Per arginare la crisi, un gruppo di importanti banchieri di New York ha deciso di agire. Incontrandosi nell'ufficio di Thomas W. Lamont, un partner di JP Morgan and Company, i banchieri hanno unito le loro risorse e hanno acquistato azioni al di sopra degli attuali livelli di mercato. I loro acquisti potrebbero essere insignificanti, ma hanno ritenuto che le note personalità coinvolte potessero servire a ripristinare la fiducia del piccolo investitore.
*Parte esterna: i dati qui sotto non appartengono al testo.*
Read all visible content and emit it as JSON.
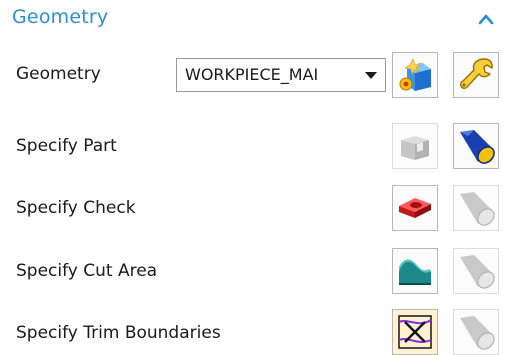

Di conseguenza, giovedì 24 ottobre 1929, Richard Whitney, vicepresidente della Borsa di New York e broker della House of Morgan, entrò nel mercato e tentò di arginare la marea. Sorprendentemente la tattica ha funzionato, ma solo temporaneamente: il martedì successivo, il 29 ottobre 1929, il fondo è caduto dal mercato. Nel giro di due settimane il valore delle azioni in borsa era diminuito di circa il 37.50% e all'inizio del 1932 le azioni valevano solo il 20% del loro valore al picco del 1929.

Mentre la debacle a Wall Street continuava, il newyorkese medio poteva ancora parlare con disprezzo del "gioco dei numeri". Dopo tutto, l'economia degli Stati Uniti era apparentemente ancora in buone condizioni. Le ferrovie, le acciaierie, le strutture di comunicazione e ampi segmenti della cittadinanza non furono toccati dal panico. Il professor Irving Fisher dell'Università di Yale ha rassicurato la nazione sullo stato generale dell'economia. Il cittadino medio aveva poca consapevolezza che le cifre sul "grande consiglio" alla Borsa di New York erano indicative di forze che avrebbero avuto un impatto su come la maggioranza degli americani viveva o agiva. Presto furono resi dolorosamente consapevoli della situazione. Il crollo del mercato azionario del 1929 si sviluppò nella lunga Grande Depressione (1929-1939) e influenzò ogni aspetto della vita americana.